Esiste infatti un movimento sotterraneo ma che si sta allargando, composto da forze di estrema destra che, al pari di FdI, si sentono portatrici della tradizione missina e che accusano il partito di governo di essersi troppo annacquato nel candore democristiano. Da Forza Nuova, la prima a contattare Vannacci per una candidatura, a Gianni Alemanno.

Forte della sua sempre più assidua presenza nei talk show, l’ex sindaco nero di Roma da mesi si sta preparando a far nascere una nuova forza politica e finora a preso posizioni politiche precise: contro l’invio di armi all’Ucraina, a sostegno del movimento no vax e vicino al negazionismo storico dell’estrema destra, come ha dimostrato la sua condivisione del post di Marcello de Angelis sulle responsabilità dei Nar per la strage di Bologna.

Il timore di FdI è che queste forze sappiano toccare le corde giuste negli animi degli ex camerati, difendendo posizioni come quelle di Vannacci, che sono ben radicate culturalmente nella galassia della destra ma che oggi la premier non può più ripetere ad alta voce.
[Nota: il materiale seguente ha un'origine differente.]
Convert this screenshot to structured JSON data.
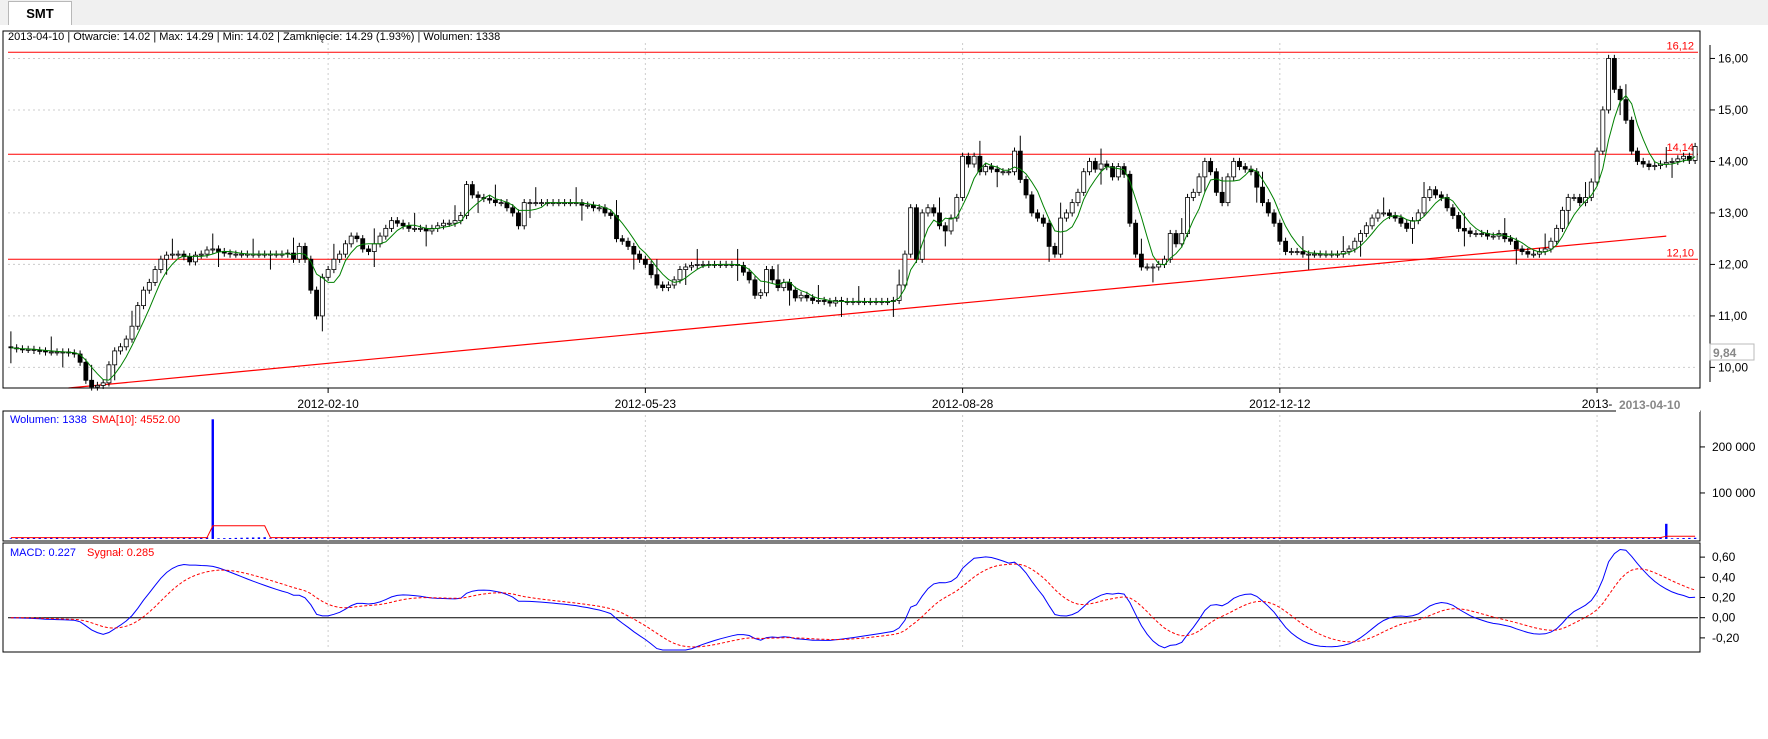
{
  "tab": {
    "label": "SMT"
  },
  "info_bar": "2013-04-10 | Otwarcie: 14.02 | Max: 14.29 | Min: 14.02 | Zamknięcie: 14.29 (1.93%)  | Wolumen: 1338",
  "price_panel": {
    "hlines": [
      {
        "value": 16.12,
        "label": "16,12"
      },
      {
        "value": 14.14,
        "label": "14,14"
      },
      {
        "value": 12.1,
        "label": "12,10"
      }
    ],
    "current_price_label": "9,84"
  },
  "volume_label": {
    "main": "Wolumen: 1338",
    "sma": "SMA[10]: 4552.00"
  },
  "macd_label": {
    "main": "MACD: 0.227",
    "signal": "Sygnał: 0.285"
  },
  "x_axis": {
    "cursor_label": "2013-04-10"
  },
  "colors": {
    "up": "#ffffff",
    "down": "#000000",
    "sma": "#008000",
    "hline": "#ff0000",
    "volume": "#0000ff",
    "volume_sma": "#ff0000",
    "macd": "#0000ff",
    "signal": "#ff0000"
  },
  "chart_data": [
    {
      "type": "candlestick",
      "ylim": [
        9.6,
        16.3
      ],
      "yticks": [
        "10,00",
        "11,00",
        "12,00",
        "13,00",
        "14,00",
        "15,00",
        "16,00"
      ],
      "ytick_values": [
        10,
        11,
        12,
        13,
        14,
        15,
        16
      ],
      "xticks": [
        "2012-02-10",
        "2012-05-23",
        "2012-08-28",
        "2012-12-12",
        "2013-"
      ],
      "xtick_index": [
        55,
        110,
        165,
        220,
        275
      ],
      "indicator": "SMA",
      "trendline": {
        "start": [
          10,
          9.6
        ],
        "end": [
          287,
          12.55
        ]
      },
      "close": [
        10.38,
        10.36,
        10.35,
        10.35,
        10.33,
        10.32,
        10.3,
        10.3,
        10.3,
        10.3,
        10.28,
        10.26,
        10.1,
        9.75,
        9.62,
        9.65,
        9.7,
        10.05,
        10.32,
        10.4,
        10.55,
        10.8,
        11.2,
        11.5,
        11.65,
        11.9,
        12.1,
        12.18,
        12.2,
        12.2,
        12.15,
        12.05,
        12.18,
        12.2,
        12.28,
        12.3,
        12.25,
        12.22,
        12.2,
        12.2,
        12.2,
        12.2,
        12.2,
        12.2,
        12.2,
        12.2,
        12.2,
        12.2,
        12.22,
        12.1,
        12.35,
        12.1,
        11.5,
        11.0,
        11.75,
        11.9,
        12.1,
        12.2,
        12.4,
        12.55,
        12.5,
        12.3,
        12.25,
        12.4,
        12.55,
        12.7,
        12.85,
        12.8,
        12.75,
        12.7,
        12.7,
        12.7,
        12.65,
        12.7,
        12.75,
        12.8,
        12.8,
        12.85,
        12.95,
        13.55,
        13.35,
        13.3,
        13.28,
        13.25,
        13.2,
        13.2,
        13.1,
        13.0,
        12.75,
        13.2,
        13.2,
        13.2,
        13.2,
        13.2,
        13.2,
        13.2,
        13.2,
        13.2,
        13.2,
        13.15,
        13.15,
        13.1,
        13.1,
        13.0,
        12.95,
        12.5,
        12.45,
        12.35,
        12.2,
        12.1,
        12.0,
        11.8,
        11.6,
        11.55,
        11.6,
        11.7,
        11.9,
        11.95,
        11.98,
        12.0,
        12.0,
        12.0,
        12.0,
        12.0,
        12.0,
        12.0,
        11.98,
        11.85,
        11.7,
        11.4,
        11.45,
        11.9,
        11.7,
        11.55,
        11.65,
        11.5,
        11.35,
        11.4,
        11.35,
        11.3,
        11.3,
        11.28,
        11.25,
        11.3,
        11.28,
        11.28,
        11.28,
        11.28,
        11.28,
        11.28,
        11.28,
        11.28,
        11.28,
        11.3,
        11.6,
        12.2,
        13.1,
        12.1,
        13.0,
        13.1,
        13.0,
        12.75,
        12.65,
        12.9,
        13.3,
        14.1,
        13.95,
        14.1,
        13.8,
        13.9,
        13.85,
        13.8,
        13.8,
        13.8,
        14.2,
        13.65,
        13.35,
        13.0,
        12.9,
        12.8,
        12.35,
        12.2,
        12.9,
        13.0,
        13.2,
        13.4,
        13.8,
        14.0,
        13.85,
        13.95,
        13.9,
        13.7,
        13.9,
        13.75,
        12.8,
        12.2,
        11.95,
        11.95,
        11.95,
        12.0,
        12.1,
        12.6,
        12.4,
        12.6,
        13.3,
        13.4,
        13.7,
        14.0,
        13.8,
        13.4,
        13.2,
        13.7,
        14.0,
        13.9,
        13.85,
        13.8,
        13.5,
        13.2,
        13.0,
        12.8,
        12.45,
        12.25,
        12.25,
        12.25,
        12.2,
        12.2,
        12.2,
        12.2,
        12.2,
        12.2,
        12.2,
        12.25,
        12.3,
        12.45,
        12.6,
        12.75,
        12.9,
        13.0,
        13.0,
        12.95,
        12.9,
        12.8,
        12.7,
        12.85,
        13.0,
        13.3,
        13.45,
        13.35,
        13.3,
        13.1,
        12.95,
        12.7,
        12.65,
        12.6,
        12.6,
        12.6,
        12.55,
        12.55,
        12.6,
        12.5,
        12.45,
        12.3,
        12.25,
        12.2,
        12.2,
        12.25,
        12.3,
        12.45,
        12.7,
        13.05,
        13.3,
        13.3,
        13.2,
        13.3,
        13.6,
        14.2,
        15.0,
        16.0,
        15.4,
        15.2,
        14.8,
        14.2,
        14.0,
        13.95,
        13.9,
        13.92,
        13.95,
        13.98,
        14.0,
        14.05,
        14.1,
        14.02,
        14.29
      ],
      "volume_note": "spike near 2012-01-10 ~260000; second spike 2013-03 ~33000",
      "volume_ticks": [
        "100 000",
        "200 000"
      ],
      "volume_tick_values": [
        100000,
        200000
      ],
      "volume_ylim": [
        0,
        265000
      ],
      "volume_spikes": [
        {
          "index": 35,
          "value": 260000
        },
        {
          "index": 287,
          "value": 33000
        }
      ],
      "macd_ticks": [
        "-0,20",
        "0,00",
        "0,20",
        "0,40",
        "0,60"
      ],
      "macd_tick_values": [
        -0.2,
        0.0,
        0.2,
        0.4,
        0.6
      ],
      "macd_ylim": [
        -0.32,
        0.72
      ]
    }
  ]
}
Se questo accade a livello extraparlamentare, anche dentro il circuito di governo è in atto una manovra simile per rubare a FdI l’elettorato dei duri e puri. Dopo aver fatto passare qualche giorno in attesa che la polemica montasse, anche Matteo Salvini ha affondato il colpo: il vicepremier ha fatto sapere che comprerà il libro di Vannacci e tra i due c’è stata una «telefonata molto cordiale».

Il motto di Meloni è il tolkieniano «le radici profonde non gelano», ma l’obiettivo dei suoi avversari è quello di tagliarle di netto.